After downloading and unpacking, our first task is to compile
libstree:
$ cd stree && make && make clean
The source package is then installed like any regular PostgreSQL module, that is, just run:
$ make && sudo make install $ psql -f postbio.sql <database>
License
Copyright (c) 2008 Luis Carvalho
Permission is hereby granted, free of charge, to any person obtaining a copy of this software and associated documentation files (the "Software"), to deal in the Software without restriction, including without limitation the rights to use, copy, modify, merge, publish, distribute, sublicense, and/or sell copies of the Software, and to permit persons to whom the Software is furnished to do so, subject to the following conditions:
The above copyright notice and this permission notice shall be included in all copies or substantial portions of the Software.

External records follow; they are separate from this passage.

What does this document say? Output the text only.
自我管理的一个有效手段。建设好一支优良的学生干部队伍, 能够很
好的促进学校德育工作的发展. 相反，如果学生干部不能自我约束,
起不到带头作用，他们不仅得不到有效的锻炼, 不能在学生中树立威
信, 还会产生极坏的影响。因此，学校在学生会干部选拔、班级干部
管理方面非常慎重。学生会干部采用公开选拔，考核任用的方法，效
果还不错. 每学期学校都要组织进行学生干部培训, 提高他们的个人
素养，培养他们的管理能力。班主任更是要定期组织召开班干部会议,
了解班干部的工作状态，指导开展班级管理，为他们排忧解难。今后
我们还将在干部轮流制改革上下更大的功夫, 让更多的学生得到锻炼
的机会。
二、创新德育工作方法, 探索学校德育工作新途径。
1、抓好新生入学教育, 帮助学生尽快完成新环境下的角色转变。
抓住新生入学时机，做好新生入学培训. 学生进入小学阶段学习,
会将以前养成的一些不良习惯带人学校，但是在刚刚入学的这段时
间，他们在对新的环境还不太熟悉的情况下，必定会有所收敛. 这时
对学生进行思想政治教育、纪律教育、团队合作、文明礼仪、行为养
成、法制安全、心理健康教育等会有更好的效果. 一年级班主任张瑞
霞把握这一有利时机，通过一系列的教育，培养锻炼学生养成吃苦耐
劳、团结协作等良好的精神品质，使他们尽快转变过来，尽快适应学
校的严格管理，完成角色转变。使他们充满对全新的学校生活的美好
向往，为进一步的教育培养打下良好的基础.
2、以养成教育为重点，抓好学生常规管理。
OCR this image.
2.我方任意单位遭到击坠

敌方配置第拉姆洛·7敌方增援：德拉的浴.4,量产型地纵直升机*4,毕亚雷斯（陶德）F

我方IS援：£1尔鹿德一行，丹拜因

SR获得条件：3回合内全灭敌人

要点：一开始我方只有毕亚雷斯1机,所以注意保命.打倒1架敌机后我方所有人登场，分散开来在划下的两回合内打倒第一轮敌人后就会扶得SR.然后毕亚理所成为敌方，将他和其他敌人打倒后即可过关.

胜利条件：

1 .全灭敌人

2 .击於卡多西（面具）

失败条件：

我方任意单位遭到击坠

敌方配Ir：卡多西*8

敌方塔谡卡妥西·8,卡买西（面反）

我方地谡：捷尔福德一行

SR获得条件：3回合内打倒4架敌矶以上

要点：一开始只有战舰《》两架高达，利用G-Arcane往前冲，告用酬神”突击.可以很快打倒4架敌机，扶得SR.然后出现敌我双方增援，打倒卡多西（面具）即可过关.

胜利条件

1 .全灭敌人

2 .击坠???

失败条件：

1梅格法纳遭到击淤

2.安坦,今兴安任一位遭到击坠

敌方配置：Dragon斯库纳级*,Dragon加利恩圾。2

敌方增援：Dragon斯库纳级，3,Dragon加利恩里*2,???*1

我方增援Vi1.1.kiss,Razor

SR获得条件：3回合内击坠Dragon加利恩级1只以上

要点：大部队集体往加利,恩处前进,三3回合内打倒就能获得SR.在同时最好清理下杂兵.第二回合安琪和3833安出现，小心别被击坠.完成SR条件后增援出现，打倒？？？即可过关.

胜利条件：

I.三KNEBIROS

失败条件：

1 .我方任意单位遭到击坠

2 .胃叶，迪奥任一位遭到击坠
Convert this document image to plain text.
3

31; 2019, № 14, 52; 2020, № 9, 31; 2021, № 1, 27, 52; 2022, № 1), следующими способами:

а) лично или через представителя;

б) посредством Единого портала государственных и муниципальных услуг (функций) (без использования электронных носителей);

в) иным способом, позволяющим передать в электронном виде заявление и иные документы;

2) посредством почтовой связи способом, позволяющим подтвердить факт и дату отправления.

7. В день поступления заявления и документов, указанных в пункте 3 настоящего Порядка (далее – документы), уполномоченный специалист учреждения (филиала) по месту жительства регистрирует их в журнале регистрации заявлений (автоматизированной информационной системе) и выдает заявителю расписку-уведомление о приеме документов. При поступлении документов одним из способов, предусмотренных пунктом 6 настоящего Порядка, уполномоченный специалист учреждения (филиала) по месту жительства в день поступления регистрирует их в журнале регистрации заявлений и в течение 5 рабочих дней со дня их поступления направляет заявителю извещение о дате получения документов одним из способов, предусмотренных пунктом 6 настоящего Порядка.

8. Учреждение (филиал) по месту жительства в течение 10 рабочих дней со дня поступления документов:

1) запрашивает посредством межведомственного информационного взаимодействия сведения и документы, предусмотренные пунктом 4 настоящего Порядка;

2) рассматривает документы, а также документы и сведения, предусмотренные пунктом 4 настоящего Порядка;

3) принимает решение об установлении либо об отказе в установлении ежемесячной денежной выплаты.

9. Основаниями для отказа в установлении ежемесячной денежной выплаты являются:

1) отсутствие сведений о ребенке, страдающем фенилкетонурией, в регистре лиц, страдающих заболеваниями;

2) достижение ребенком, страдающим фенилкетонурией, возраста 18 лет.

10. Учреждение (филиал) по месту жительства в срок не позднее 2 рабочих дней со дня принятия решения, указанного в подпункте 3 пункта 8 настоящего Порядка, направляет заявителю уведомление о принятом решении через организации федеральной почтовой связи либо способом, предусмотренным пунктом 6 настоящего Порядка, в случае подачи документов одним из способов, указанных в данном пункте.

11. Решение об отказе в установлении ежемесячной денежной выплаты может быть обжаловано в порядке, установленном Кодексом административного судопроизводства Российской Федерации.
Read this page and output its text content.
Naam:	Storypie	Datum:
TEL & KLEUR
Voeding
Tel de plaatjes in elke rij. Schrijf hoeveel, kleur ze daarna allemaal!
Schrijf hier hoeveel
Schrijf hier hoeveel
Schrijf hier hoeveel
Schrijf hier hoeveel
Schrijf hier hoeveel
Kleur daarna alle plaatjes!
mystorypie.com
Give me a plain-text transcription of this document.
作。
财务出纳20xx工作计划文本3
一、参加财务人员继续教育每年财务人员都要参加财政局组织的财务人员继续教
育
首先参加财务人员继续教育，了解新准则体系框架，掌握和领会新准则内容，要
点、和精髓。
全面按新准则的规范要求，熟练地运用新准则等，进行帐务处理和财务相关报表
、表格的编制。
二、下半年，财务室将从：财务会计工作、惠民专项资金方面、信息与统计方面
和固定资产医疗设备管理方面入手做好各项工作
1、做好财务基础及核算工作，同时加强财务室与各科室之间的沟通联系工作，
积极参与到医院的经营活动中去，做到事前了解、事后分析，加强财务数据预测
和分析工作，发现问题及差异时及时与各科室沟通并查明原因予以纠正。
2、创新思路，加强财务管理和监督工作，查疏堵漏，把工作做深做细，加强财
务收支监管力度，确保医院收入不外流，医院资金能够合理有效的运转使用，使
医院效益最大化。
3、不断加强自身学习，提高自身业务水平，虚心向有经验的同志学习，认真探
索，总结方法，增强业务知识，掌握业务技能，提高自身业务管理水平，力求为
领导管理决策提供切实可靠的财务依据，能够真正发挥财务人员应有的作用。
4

THE SOFTWARE IS PROVIDED "AS IS", WITHOUT WARRANTY OF ANY KIND, EXPRESS OR IMPLIED, INCLUDING BUT NOT LIMITED TO THE WARRANTIES OF MERCHANTABILITY, FITNESS FOR A PARTICULAR PURPOSE AND NONINFRINGEMENT. IN NO EVENT SHALL THE AUTHORS OR COPYRIGHT HOLDERS BE LIABLE FOR ANY CLAIM, DAMAGES OR OTHER LIABILITY, WHETHER IN AN ACTION OF CONTRACT, TORT OR OTHERWISE, ARISING FROM, OUT OF OR IN CONNECTION WITH THE SOFTWARE OR THE USE OR OTHER DEALINGS IN THE SOFTWARE.